Kavli Affiliate: Jacqueline N. Hewitt
| First 5 Authors: Hugh Garsden, Philip Bull, Mike Wilensky, Zuhra Abdurashidova, Tyrone Adams
| Summary:
Radio interferometers targeting the 21cm brightness temperature fluctuations
at high redshift are subject to systematic effects that operate over a range of
different timescales. These can be isolated by designing appropriate Fourier
filters that operate in fringe-rate (FR) space, the Fourier pair of local
sidereal time (LST). Applications of FR filtering include separating effects
that are correlated with the rotating sky vs. those relative to the ground,
down-weighting emission in the primary beam sidelobes, and suppressing noise.

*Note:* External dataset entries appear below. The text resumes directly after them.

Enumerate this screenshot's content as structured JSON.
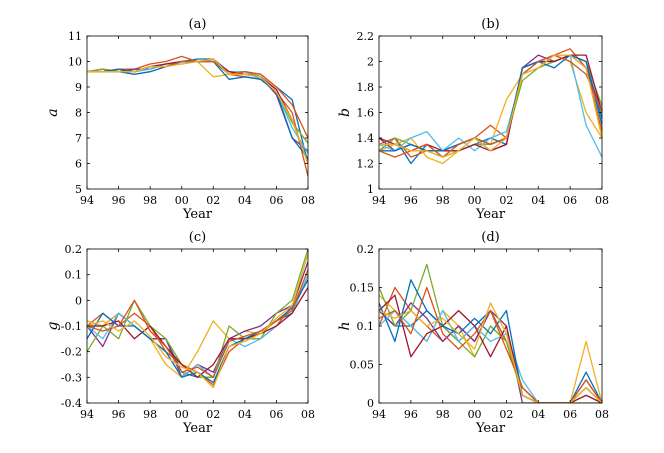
{
  "chart_data": [
    {
      "panel": "a",
      "type": "line",
      "title": "(a)",
      "xlabel": "Year",
      "ylabel": "a",
      "xlim": [
        94,
        108
      ],
      "ylim": [
        5,
        11
      ],
      "xticks": [
        "94",
        "96",
        "98",
        "00",
        "02",
        "04",
        "06",
        "08"
      ],
      "yticks": [
        "5",
        "6",
        "7",
        "8",
        "9",
        "10",
        "11"
      ],
      "grid": false,
      "x": [
        94,
        95,
        96,
        97,
        98,
        99,
        100,
        101,
        102,
        103,
        104,
        105,
        106,
        107,
        108
      ],
      "series": [
        {
          "values": [
            9.6,
            9.7,
            9.6,
            9.5,
            9.6,
            9.8,
            10.0,
            10.1,
            10.1,
            9.6,
            9.6,
            9.5,
            9.0,
            8.5,
            6.0
          ]
        },
        {
          "values": [
            9.6,
            9.6,
            9.7,
            9.7,
            9.9,
            10.0,
            10.2,
            10.0,
            10.1,
            9.5,
            9.4,
            9.3,
            8.8,
            8.0,
            5.5
          ]
        },
        {
          "values": [
            9.6,
            9.6,
            9.6,
            9.6,
            9.8,
            9.9,
            10.0,
            10.0,
            9.4,
            9.5,
            9.6,
            9.4,
            8.9,
            7.6,
            6.8
          ]
        },
        {
          "values": [
            9.6,
            9.7,
            9.6,
            9.7,
            9.7,
            9.9,
            10.0,
            10.0,
            10.0,
            9.6,
            9.5,
            9.4,
            8.7,
            7.0,
            6.5
          ]
        },
        {
          "values": [
            9.6,
            9.7,
            9.6,
            9.6,
            9.8,
            9.8,
            10.0,
            10.0,
            10.0,
            9.6,
            9.6,
            9.4,
            8.8,
            7.6,
            6.8
          ]
        },
        {
          "values": [
            9.6,
            9.6,
            9.6,
            9.6,
            9.7,
            9.9,
            9.9,
            10.0,
            10.0,
            9.6,
            9.6,
            9.3,
            8.8,
            7.4,
            6.4
          ]
        },
        {
          "values": [
            9.6,
            9.6,
            9.6,
            9.6,
            9.8,
            9.9,
            10.0,
            10.0,
            10.0,
            9.6,
            9.5,
            9.4,
            8.9,
            7.7,
            6.0
          ]
        },
        {
          "values": [
            9.6,
            9.6,
            9.7,
            9.6,
            9.8,
            9.8,
            10.0,
            10.0,
            10.0,
            9.3,
            9.4,
            9.3,
            8.8,
            7.0,
            6.2
          ]
        },
        {
          "values": [
            9.6,
            9.6,
            9.6,
            9.6,
            9.8,
            9.8,
            10.0,
            10.0,
            10.0,
            9.5,
            9.6,
            9.5,
            9.0,
            8.3,
            7.0
          ]
        },
        {
          "values": [
            9.6,
            9.6,
            9.6,
            9.6,
            9.8,
            9.8,
            9.9,
            10.0,
            10.1,
            9.5,
            9.5,
            9.4,
            8.8,
            7.7,
            6.0
          ]
        }
      ]
    },
    {
      "panel": "b",
      "type": "line",
      "title": "(b)",
      "xlabel": "Year",
      "ylabel": "b",
      "xlim": [
        94,
        108
      ],
      "ylim": [
        1,
        2.2
      ],
      "xticks": [
        "94",
        "96",
        "98",
        "00",
        "02",
        "04",
        "06",
        "08"
      ],
      "yticks": [
        "1",
        "1.2",
        "1.4",
        "1.6",
        "1.8",
        "2",
        "2.2"
      ],
      "grid": false,
      "x": [
        94,
        95,
        96,
        97,
        98,
        99,
        100,
        101,
        102,
        103,
        104,
        105,
        106,
        107,
        108
      ],
      "series": [
        {
          "values": [
            1.3,
            1.4,
            1.2,
            1.35,
            1.25,
            1.3,
            1.35,
            1.4,
            1.35,
            1.95,
            2.0,
            2.0,
            2.05,
            2.0,
            1.55
          ]
        },
        {
          "values": [
            1.35,
            1.4,
            1.25,
            1.3,
            1.3,
            1.35,
            1.4,
            1.5,
            1.4,
            1.9,
            2.0,
            2.05,
            2.1,
            1.95,
            1.45
          ]
        },
        {
          "values": [
            1.3,
            1.35,
            1.4,
            1.25,
            1.2,
            1.3,
            1.35,
            1.35,
            1.7,
            1.9,
            1.95,
            2.05,
            2.0,
            1.6,
            1.4
          ]
        },
        {
          "values": [
            1.4,
            1.3,
            1.35,
            1.3,
            1.3,
            1.35,
            1.4,
            1.3,
            1.35,
            1.95,
            2.05,
            2.0,
            2.05,
            1.95,
            1.6
          ]
        },
        {
          "values": [
            1.3,
            1.4,
            1.35,
            1.3,
            1.25,
            1.3,
            1.35,
            1.35,
            1.4,
            1.85,
            1.95,
            2.0,
            2.05,
            2.0,
            1.65
          ]
        },
        {
          "values": [
            1.35,
            1.3,
            1.4,
            1.45,
            1.3,
            1.4,
            1.3,
            1.4,
            1.45,
            1.9,
            2.0,
            2.05,
            2.05,
            1.5,
            1.25
          ]
        },
        {
          "values": [
            1.4,
            1.35,
            1.3,
            1.35,
            1.3,
            1.3,
            1.35,
            1.3,
            1.35,
            1.95,
            2.0,
            2.0,
            2.05,
            2.05,
            1.6
          ]
        },
        {
          "values": [
            1.3,
            1.3,
            1.35,
            1.3,
            1.3,
            1.35,
            1.4,
            1.35,
            1.4,
            1.95,
            2.0,
            1.95,
            2.05,
            2.0,
            1.5
          ]
        },
        {
          "values": [
            1.3,
            1.25,
            1.3,
            1.35,
            1.25,
            1.35,
            1.4,
            1.35,
            1.4,
            1.9,
            2.0,
            2.05,
            2.0,
            1.9,
            1.6
          ]
        },
        {
          "values": [
            1.35,
            1.35,
            1.3,
            1.3,
            1.25,
            1.3,
            1.4,
            1.3,
            1.4,
            1.9,
            1.95,
            2.05,
            2.05,
            1.95,
            1.4
          ]
        }
      ]
    },
    {
      "panel": "c",
      "type": "line",
      "title": "(c)",
      "xlabel": "Year",
      "ylabel": "g",
      "xlim": [
        94,
        108
      ],
      "ylim": [
        -0.4,
        0.2
      ],
      "xticks": [
        "94",
        "96",
        "98",
        "00",
        "02",
        "04",
        "06",
        "08"
      ],
      "yticks": [
        "-0.4",
        "-0.3",
        "-0.2",
        "-0.1",
        "0",
        "0.1",
        "0.2"
      ],
      "grid": false,
      "x": [
        94,
        95,
        96,
        97,
        98,
        99,
        100,
        101,
        102,
        103,
        104,
        105,
        106,
        107,
        108
      ],
      "series": [
        {
          "values": [
            -0.1,
            -0.1,
            -0.05,
            -0.1,
            -0.15,
            -0.15,
            -0.28,
            -0.3,
            -0.3,
            -0.15,
            -0.15,
            -0.12,
            -0.08,
            -0.05,
            0.1
          ]
        },
        {
          "values": [
            -0.1,
            -0.05,
            -0.1,
            -0.05,
            -0.1,
            -0.2,
            -0.25,
            -0.28,
            -0.33,
            -0.2,
            -0.15,
            -0.15,
            -0.1,
            -0.02,
            0.08
          ]
        },
        {
          "values": [
            -0.08,
            -0.1,
            -0.05,
            -0.1,
            -0.15,
            -0.25,
            -0.3,
            -0.2,
            -0.08,
            -0.15,
            -0.12,
            -0.13,
            -0.08,
            -0.03,
            0.15
          ]
        },
        {
          "values": [
            -0.1,
            -0.18,
            -0.05,
            -0.1,
            -0.15,
            -0.15,
            -0.3,
            -0.25,
            -0.28,
            -0.15,
            -0.12,
            -0.1,
            -0.05,
            -0.02,
            0.15
          ]
        },
        {
          "values": [
            -0.2,
            -0.1,
            -0.15,
            0.0,
            -0.1,
            -0.15,
            -0.25,
            -0.3,
            -0.3,
            -0.1,
            -0.15,
            -0.15,
            -0.05,
            0.0,
            0.2
          ]
        },
        {
          "values": [
            -0.1,
            -0.15,
            -0.05,
            -0.1,
            -0.15,
            -0.2,
            -0.3,
            -0.25,
            -0.3,
            -0.15,
            -0.18,
            -0.15,
            -0.1,
            -0.05,
            0.1
          ]
        },
        {
          "values": [
            -0.1,
            -0.1,
            -0.08,
            -0.15,
            -0.1,
            -0.18,
            -0.25,
            -0.3,
            -0.25,
            -0.15,
            -0.15,
            -0.13,
            -0.1,
            -0.05,
            0.05
          ]
        },
        {
          "values": [
            -0.15,
            -0.05,
            -0.1,
            -0.1,
            -0.15,
            -0.2,
            -0.3,
            -0.28,
            -0.32,
            -0.18,
            -0.15,
            -0.12,
            -0.08,
            -0.03,
            0.08
          ]
        },
        {
          "values": [
            -0.1,
            -0.12,
            -0.1,
            0.0,
            -0.12,
            -0.18,
            -0.28,
            -0.26,
            -0.3,
            -0.16,
            -0.14,
            -0.12,
            -0.08,
            -0.04,
            0.12
          ]
        },
        {
          "values": [
            -0.1,
            -0.08,
            -0.12,
            -0.08,
            -0.14,
            -0.22,
            -0.26,
            -0.28,
            -0.34,
            -0.18,
            -0.16,
            -0.13,
            -0.07,
            -0.02,
            0.18
          ]
        }
      ]
    },
    {
      "panel": "d",
      "type": "line",
      "title": "(d)",
      "xlabel": "Year",
      "ylabel": "h",
      "xlim": [
        94,
        108
      ],
      "ylim": [
        0,
        0.2
      ],
      "xticks": [
        "94",
        "96",
        "98",
        "00",
        "02",
        "04",
        "06",
        "08"
      ],
      "yticks": [
        "0",
        "0.05",
        "0.1",
        "0.15",
        "0.2"
      ],
      "grid": false,
      "x": [
        94,
        95,
        96,
        97,
        98,
        99,
        100,
        101,
        102,
        103,
        104,
        105,
        106,
        107,
        108
      ],
      "series": [
        {
          "values": [
            0.12,
            0.1,
            0.1,
            0.12,
            0.1,
            0.08,
            0.1,
            0.12,
            0.08,
            0.02,
            0.0,
            0.0,
            0.0,
            0.02,
            0.0
          ]
        },
        {
          "values": [
            0.1,
            0.15,
            0.12,
            0.1,
            0.08,
            0.1,
            0.08,
            0.12,
            0.08,
            0.01,
            0.0,
            0.0,
            0.0,
            0.01,
            0.0
          ]
        },
        {
          "values": [
            0.14,
            0.12,
            0.1,
            0.08,
            0.12,
            0.1,
            0.06,
            0.1,
            0.08,
            0.02,
            0.0,
            0.0,
            0.0,
            0.08,
            0.0
          ]
        },
        {
          "values": [
            0.12,
            0.1,
            0.13,
            0.11,
            0.08,
            0.1,
            0.08,
            0.12,
            0.1,
            0.0,
            0.0,
            0.0,
            0.0,
            0.03,
            0.0
          ]
        },
        {
          "values": [
            0.15,
            0.1,
            0.12,
            0.18,
            0.1,
            0.08,
            0.06,
            0.1,
            0.08,
            0.01,
            0.0,
            0.0,
            0.0,
            0.0,
            0.0
          ]
        },
        {
          "values": [
            0.1,
            0.12,
            0.1,
            0.08,
            0.12,
            0.08,
            0.1,
            0.08,
            0.09,
            0.03,
            0.0,
            0.0,
            0.0,
            0.02,
            0.0
          ]
        },
        {
          "values": [
            0.12,
            0.14,
            0.06,
            0.09,
            0.1,
            0.12,
            0.1,
            0.06,
            0.1,
            0.01,
            0.0,
            0.0,
            0.0,
            0.01,
            0.0
          ]
        },
        {
          "values": [
            0.13,
            0.08,
            0.16,
            0.12,
            0.1,
            0.09,
            0.11,
            0.09,
            0.12,
            0.01,
            0.0,
            0.0,
            0.0,
            0.04,
            0.0
          ]
        },
        {
          "values": [
            0.11,
            0.12,
            0.09,
            0.15,
            0.09,
            0.07,
            0.09,
            0.12,
            0.07,
            0.02,
            0.0,
            0.0,
            0.0,
            0.03,
            0.0
          ]
        },
        {
          "values": [
            0.12,
            0.11,
            0.12,
            0.1,
            0.11,
            0.09,
            0.07,
            0.13,
            0.09,
            0.01,
            0.0,
            0.0,
            0.0,
            0.02,
            0.0
          ]
        }
      ]
    }
  ],
  "colors": {
    "axis": "#000000",
    "series": [
      "#0072BD",
      "#D95319",
      "#EDB120",
      "#7E2F8E",
      "#77AC30",
      "#4DBEEE",
      "#A2142F",
      "#0072BD",
      "#D95319",
      "#EDB120"
    ]
  }
}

FR filtering causes the noise contributions to the visibility data to become
correlated in time however, making interpretation of subsequent averaging and
error estimation steps more subtle. In this paper, we describe fringe rate
filters that are implemented using discrete prolate spheroidal sequences, and
designed for two different purposes — beam sidelobe/horizon suppression (the
`mainlobe’ filter), and ground-locked systematics removal (the `notch’ filter).
We apply these to simulated data, and study how their properties affect
visibilities and power spectra generated from the simulations. Included is an
introduction to fringe-rate filtering and a demonstration of fringe-rate
filters applied to simple situations to aid understanding.